According to the memoirs of sculptor Vera Mukhina, Lyubov Popova “was tall, well-built, had wonderful eyes and luxuriant hair.”
Popova's father was the owner of cloth factories, a textile merchant and philanthropist. This circumstance undoubtedly helped Popova when developing textile design. Popova said: “I have never experienced such satisfaction as when I saw a village woman buying a piece of my fabric for her dress.”
In 1912, Popova went to Paris to study Cubism. The artist Nadezhda Udaltsova, who went with her, recalled how they were looking for a workshop: “Popova and I examined everything possible, and began to look for a workshop. We intended to work for Matisse, but Matisse's school was already closed.
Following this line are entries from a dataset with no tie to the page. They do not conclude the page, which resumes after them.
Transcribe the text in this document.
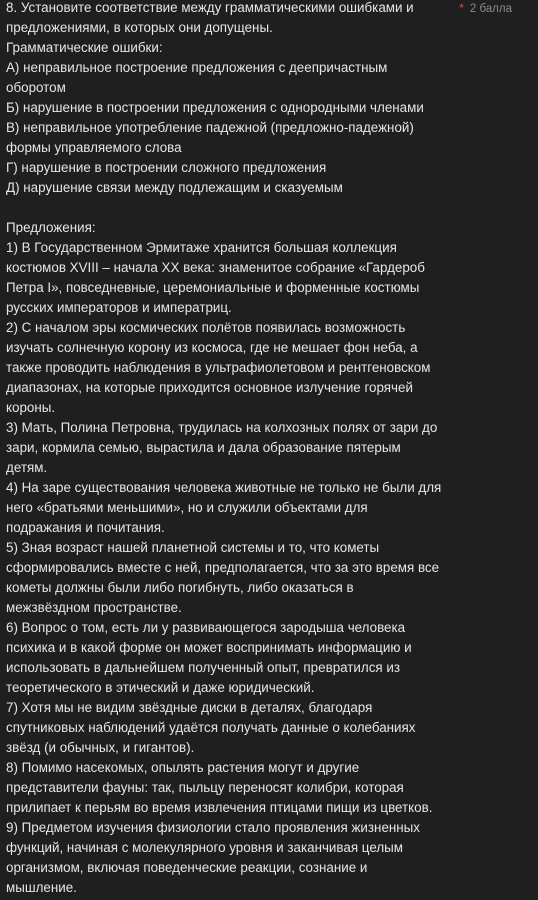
* 2 балла
8. Установите соответствие между грамматическими ошибками и
предложениями, в которых они допущены.
Грамматические ошибки:
А) неправильное построение предложения с деепричастным
оборотом
Б) нарушение в построении предложения с однородными членами
В) неправильное употребление падежной (предложно-падежной)
формы управляемого слова
Г) нарушение в построении сложного предложения
Д) нарушение связи между подлежащим и сказуемым
Предложения:
1) В Государственном Эрмитаже хранится большая коллекция
костюмов XVIII – начала XX века: знаменитое собрание «Гардероб
Петра I», повседневные, церемониальные и форменные костюмы
русских императоров и императриц.
2) С началом эры космических полётов появилась возможность
изучать солнечную корону из космоса, где не мешает фон неба, а
также проводить наблюдения в ультрафиолетовом и рентгеновском
диапазонах, на которые приходится основное излучение горячей
короны.
3) Мать, Полина Петровна, трудилась на колхозных полях от зари до
зари, кормила семью, вырастила и дала образование пятерым
детям.
4) На заре существования человека животные не только не были для
него «братьями меньшими», но и служили объектами для
подражания и почитания.
5) Зная возраст нашей планетной системы и то, что кометы
сформировались вместе с ней, предполагается, что за это время все
кометы должны были либо погибнуть, либо оказаться в
межзвёздном пространстве.
6) Вопрос о том, есть ли у развивающегося зародыша человека
психика и в какой форме он может воспринимать информацию и
использовать в дальнейшем полученный опыт, превратился из
теоретического в этический и даже юридический.
7) Хотя мы не видим звёздные диски в деталях, благодаря
спутниковых наблюдений удаётся получать данные о колебаниях
звёзд (и обычных, и гигантов).
8) Помимо насекомых, опылять растения могут и другие
представители фауны: так, пыльцу переносят колибри, которая
прилипает к перьям во время извлечения птицами пищи из цветков.
9) Предметом изучения физиологии стало проявления жизненных
функций, начиная с молекулярного уровня и заканчивая целым
организмом, включая поведенческие реакции, сознание и
мышление.
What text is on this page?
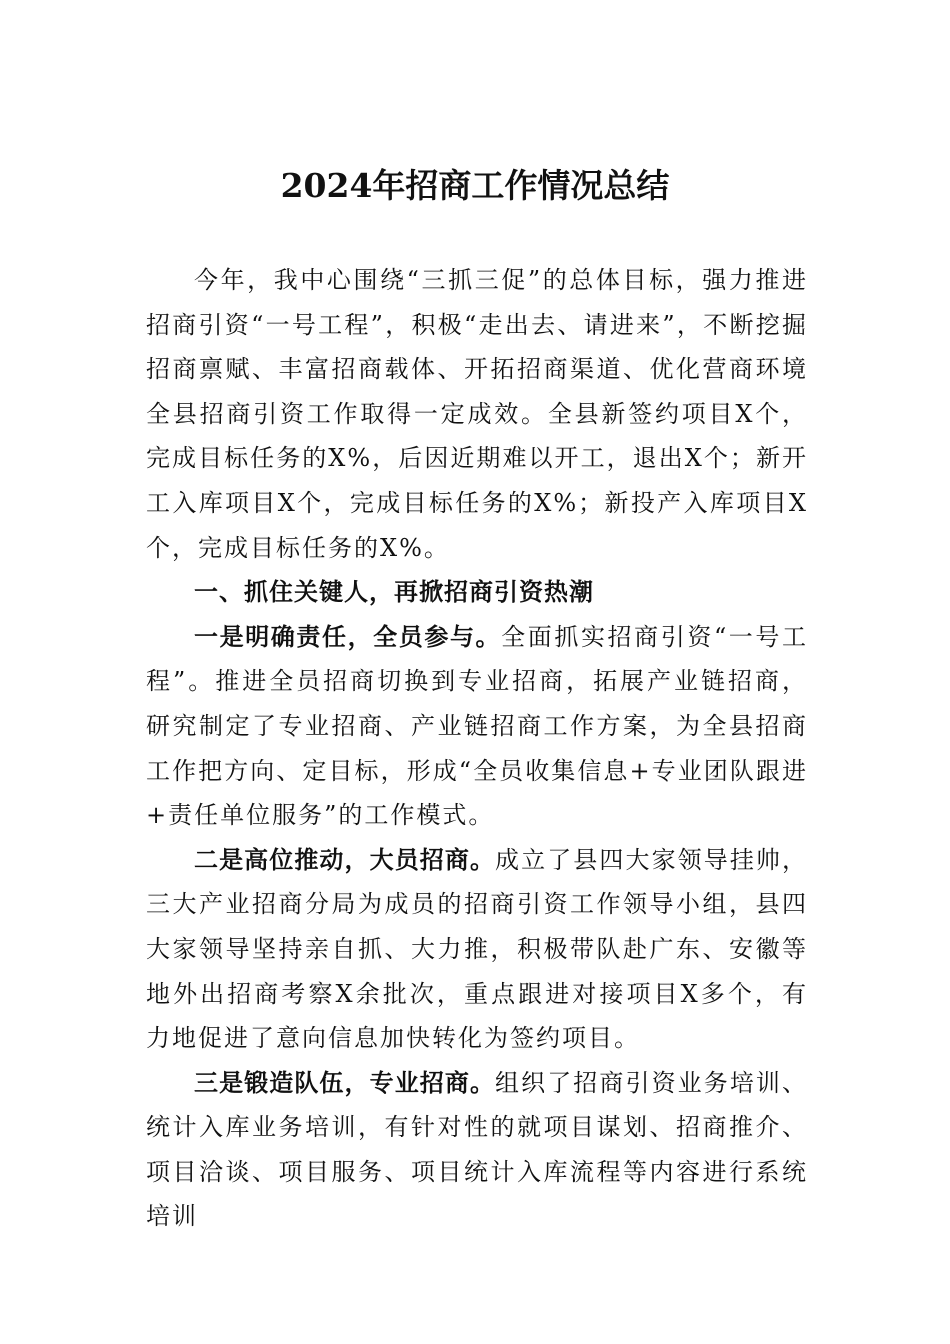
2024年招商工作情况总结

今年，我中心围绕“三抓三促”的总体目标，强力推进招商引资“一号工程”，积极“走出去、请进来”，不断挖掘招商禀赋、丰富招商载体、开拓招商渠道、优化营商环境全县招商引资工作取得一定成效。全县新签约项目X个，完成目标任务的X%，后因近期难以开工，退出X个；新开工入库项目X个，完成目标任务的X%；新投产入库项目X个，完成目标任务的X%。

一、抓住关键人，再掀招商引资热潮

一是明确责任，全员参与。全面抓实招商引资“一号工程”。推进全员招商切换到专业招商，拓展产业链招商，研究制定了专业招商、产业链招商工作方案，为全县招商工作把方向、定目标，形成“全员收集信息+专业团队跟进+责任单位服务”的工作模式。

二是高位推动，大员招商。成立了县四大家领导挂帅，三大产业招商分局为成员的招商引资工作领导小组，县四大家领导坚持亲自抓、大力推，积极带队赴广东、安徽等地外出招商考察X余批次，重点跟进对接项目X多个，有力地促进了意向信息加快转化为签约项目。

三是锻造队伍，专业招商。组织了招商引资业务培训、统计入库业务培训，有针对性的就项目谋划、招商推介、项目洽谈、项目服务、项目统计入库流程等内容进行系统培训
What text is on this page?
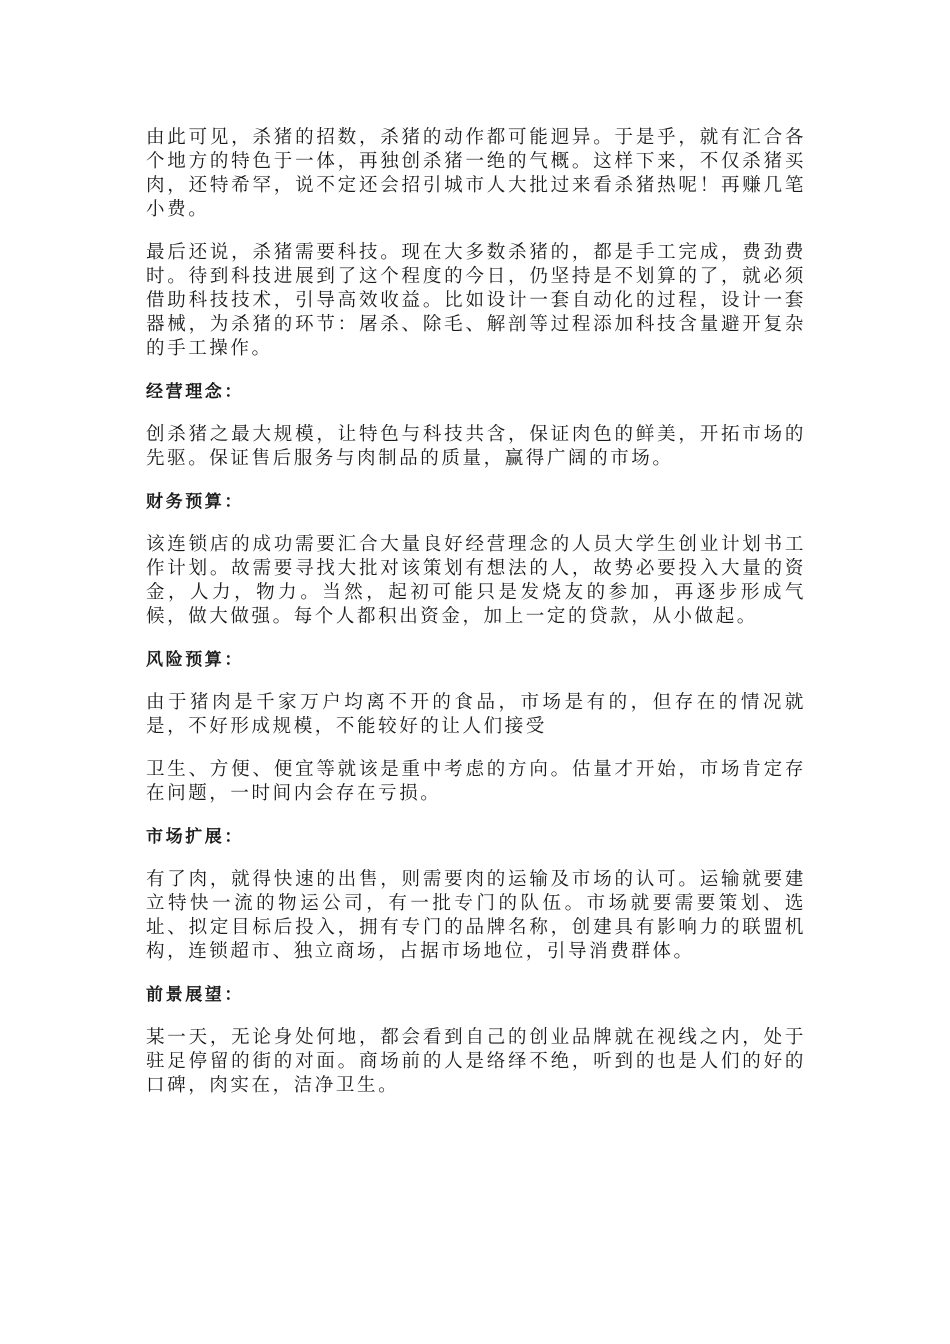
由此可见，杀猪的招数，杀猪的动作都可能迥异。于是乎，就有汇合各个地方的特色于一体，再独创杀猪一绝的气概。这样下来，不仅杀猪买肉，还特希罕，说不定还会招引城市人大批过来看杀猪热呢！再赚几笔小费。

最后还说，杀猪需要科技。现在大多数杀猪的，都是手工完成，费劲费时。待到科技进展到了这个程度的今日，仍坚持是不划算的了，就必须借助科技技术，引导高效收益。比如设计一套自动化的过程，设计一套器械，为杀猪的环节：屠杀、除毛、解剖等过程添加科技含量避开复杂的手工操作。

经营理念：

创杀猪之最大规模，让特色与科技共含，保证肉色的鲜美，开拓市场的先驱。保证售后服务与肉制品的质量，赢得广阔的市场。

财务预算：

该连锁店的成功需要汇合大量良好经营理念的人员大学生创业计划书工作计划。故需要寻找大批对该策划有想法的人，故势必要投入大量的资金，人力，物力。当然，起初可能只是发烧友的参加，再逐步形成气候，做大做强。每个人都积出资金，加上一定的贷款，从小做起。

风险预算：

由于猪肉是千家万户均离不开的食品，市场是有的，但存在的情况就是，不好形成规模，不能较好的让人们接受

卫生、方便、便宜等就该是重中考虑的方向。估量才开始，市场肯定存在问题，一时间内会存在亏损。

市场扩展：

有了肉，就得快速的出售，则需要肉的运输及市场的认可。运输就要建立特快一流的物运公司，有一批专门的队伍。市场就要需要策划、选址、拟定目标后投入，拥有专门的品牌名称，创建具有影响力的联盟机构，连锁超市、独立商场，占据市场地位，引导消费群体。

前景展望：

某一天，无论身处何地，都会看到自己的创业品牌就在视线之内，处于驻足停留的街的对面。商场前的人是络绎不绝，听到的也是人们的好的口碑，肉实在，洁净卫生。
We went to the workshop of Maurice Denis, came across a sitting Indian with feathers on a red background, we ran away. Someone mentioned Le Fauconnier’s La Palette workshop, we went there and immediately decided that this was what we needed.”
As a theater artist, Lyubov Popova worked with director Vsevolod Meyerhold on the plays “The Magnificent Cuckold” and “The Earth in Turmoil.” Sharing Meyerhold's views on the work of an actor as a purely production activity, Popova created sketches of the actor's special production clothing (overalls), convenient for rehearsals and for many different roles and providing maximum opportunities for a variety of movements and actions.
Popova taught at the State Higher Theater Workshops. Among her students was the creator of the film “Battleship Potemkin,” film director Sergei Eisenstein.
In the last years of her life, Popova completely abandoned easel painting. Her creativity was completely aimed at art in production. She became one of the first Soviet designers, as one famous art critic put it, “breaking a hole in the Chinese wall that existed between industry and art.”